Geller assumes a kind of innocence in the culture at large that’s no longer there. We’ve all read Updike and Cheever, seen Kramer vs. Kramer, lived through the age of divorce. For every Cosby Show, there’s a Sopranos. For every Moonstruck, there’s The Graduate. For every Princess Di, there’s a, well, Princess Di. Ditto for Jackie O. And Nicole Kidman.
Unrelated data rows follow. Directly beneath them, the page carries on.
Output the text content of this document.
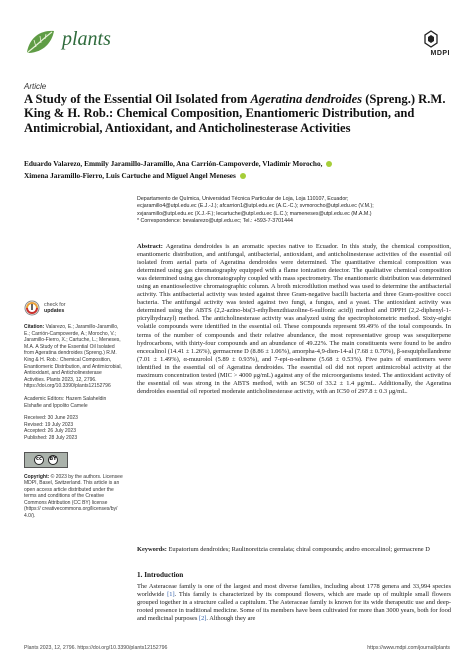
plants
MDPI
Article
A Study of the Essential Oil Isolated from Ageratina dendroides (Spreng.) R.M. King & H. Rob.: Chemical Composition, Enantiomeric Distribution, and Antimicrobial, Antioxidant, and Anticholinesterase Activities
Eduardo Valarezo, Emmily Jaramillo-Jaramillo, Ana Carrión-Campoverde, Vladimir Morocho,
Ximena Jaramillo-Fierro, Luis Cartuche and Miguel Angel Meneses
Departamento de Química, Universidad Técnica Particular de Loja, Loja 110107, Ecuador;
ecjaramillo4@utpl.edu.ec (E.J.-J.); afcarrion1@utpl.edu.ec (A.C.-C.); svmorocho@utpl.edu.ec (V.M.);
xvjaramillo@utpl.edu.ec (X.J.-F.); lecartuche@utpl.edu.ec (L.C.); mameneses@utpl.edu.ec (M.A.M.)
* Correspondence: bevalarezo@utpl.edu.ec; Tel.: +593-7-3701444
check for
updates
Citation: Valarezo, E.; Jaramillo-Jaramillo, E.; Carrión-Campoverde, A.; Morocho, V.; Jaramillo-Fierro, X.; Cartuche, L.; Meneses, M.A. A Study of the Essential Oil Isolated from Ageratina dendroides (Spreng.) R.M. King & H. Rob.: Chemical Composition, Enantiomeric Distribution, and Antimicrobial, Antioxidant, and Anticholinesterase Activities. Plants 2023, 12, 2796. https://doi.org/10.3390/plants12152796
Academic Editors: Hazem Salaheldin Elshafie and Ippolito Camele
Received: 30 June 2023
Revised: 19 July 2023
Accepted: 26 July 2023
Published: 28 July 2023
cc	BY
Copyright: © 2023 by the authors. Licensee MDPI, Basel, Switzerland. This article is an open access article distributed under the terms and conditions of the Creative Commons Attribution (CC BY) license (https:// creativecommons.org/licenses/by/ 4.0/).
Abstract: Ageratina dendroides is an aromatic species native to Ecuador. In this study, the chemical composition, enantiomeric distribution, and antifungal, antibacterial, antioxidant, and anticholinesterase activities of the essential oil isolated from aerial parts of Ageratina dendroides were determined. The quantitative chemical composition was determined using gas chromatography equipped with a flame ionization detector. The qualitative chemical composition was determined using gas chromatography coupled with mass spectrometry. The enantiomeric distribution was determined using an enantioselective chromatographic column. A broth microdilution method was used to determine the antibacterial activity. This antibacterial activity was tested against three Gram-negative bacilli bacteria and three Gram-positive cocci bacteria. The antifungal activity was tested against two fungi, a fungus, and a yeast. The antioxidant activity was determined using the ABTS (2,2-azino-bis(3-ethylbenzthiazoline-6-sulfonic acid)) method and DPPH (2,2-diphenyl-1-picrylhydrazyl) method. The anticholinesterase activity was analyzed using the spectrophotometric method. Sixty-eight volatile compounds were identified in the essential oil. These compounds represent 99.49% of the total compounds. In terms of the number of compounds and their relative abundance, the most representative group was sesquiterpene hydrocarbons, with thirty-four compounds and an abundance of 49.22%. The main constituents were found to be andro encecalinol (14.41 ± 1.26%), germacrene D (8.86 ± 1.06%), amorpha-4,9-dien-14-al (7.68 ± 0.70%), β-sesquiphellandrene (7.01 ± 1.49%), α-muurolol (5.89 ± 0.93%), and 7-epi-α-selinene (5.68 ± 0.53%). Five pairs of enantiomers were identified in the essential oil of Ageratina dendroides. The essential oil did not report antimicrobial activity at the maximum concentration tested (MIC > 4000 μg/mL) against any of the microorganisms tested. The antioxidant activity of the essential oil was strong in the ABTS method, with an SC50 of 33.2 ± 1.4 μg/mL. Additionally, the Ageratina dendroides essential oil reported moderate anticholinesterase activity, with an IC50 of 297.8 ± 0.3 μg/mL.
Keywords: Eupatorium dendroides; Raulinoreitzia crenulata; chiral compounds; andro encecalinol; germacrene D
1. Introduction
The Asteraceae family is one of the largest and most diverse families, including about 1778 genera and 33,994 species worldwide [1]. This family is characterized by its compound flowers, which are made up of multiple small flowers grouped together in a structure called a capitulum. The Asteraceae family is known for its wide therapeutic use and deep-rooted presence in traditional medicine. Some of its members have been cultivated for more than 3000 years, both for food and medicinal purposes [2]. Although they are
Plants 2023, 12, 2796. https://doi.org/10.3390/plants12152796	https://www.mdpi.com/journal/plants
One of the most interesting things about Geller the radical feminist is her disdain for moral relativism. She chides Gloria Steinem for explaining her decision to marry as a personal choice, valid for her if not for everyone, and generally makes fun of the New Age psychobabble permeating personal vows. Women who think they’re marrying out of “spontaneous or romantic impulses” are just plain deluded, she argues. Marriage is “intolerably sexist,” and for any woman who calls herself a feminist to participate in it is just wrong. In this way, Geller is a headstrong opponent for the latest crop of marriage evangelists, such as Barbara Dafoe Whitehead and Maggie Gallagher. But she recalls them in more ways than she’d like. Like them, she picks cartoonish examples. They have their rogues and Zsa Zsas who leave their spouses at the drop of a hat. Geller has her suburban dullards, the Scarsdale wives she knew from her youth whose lives were a string of tedious errands. In her book, married life is days on end of carpooling and picking up dry cleaning. The single life is a romp of the mind and body, days of dissecting Virginia Woolf and nights of sexual adventure, interspersed with bouts of thoughtful solitude and nary a lonely night.

The marriage canon would do well to make room for some ambivalence, especially among American women. In a country with no history of arranged marriages, we have been allowed to romanticize our unions. That’s why they are constantly letting us down. We believe in the fairy-tale wedding. We also believe in divorce as an absolute right. We are optimists, until we are not.

Geller is ever vigilant about shades of doubt. She loved Sex and the City until she realized that Carrie Bradshaw was just like the rest of them, consumed with her “need for the one.” But that’s exactly why Bradshaw works as a character. Like Ally McBeal, or Mary Tyler Moore, or Murphy Brown, she is defined by her regret and ambivalence.

What Geller wants is a world full of women like Linda Fiorentino in Last Seduction, savage, bloodless, wholly devoid of an inner life. But women like that don’t really exist, and if they did, they’d be interesting for only one episode.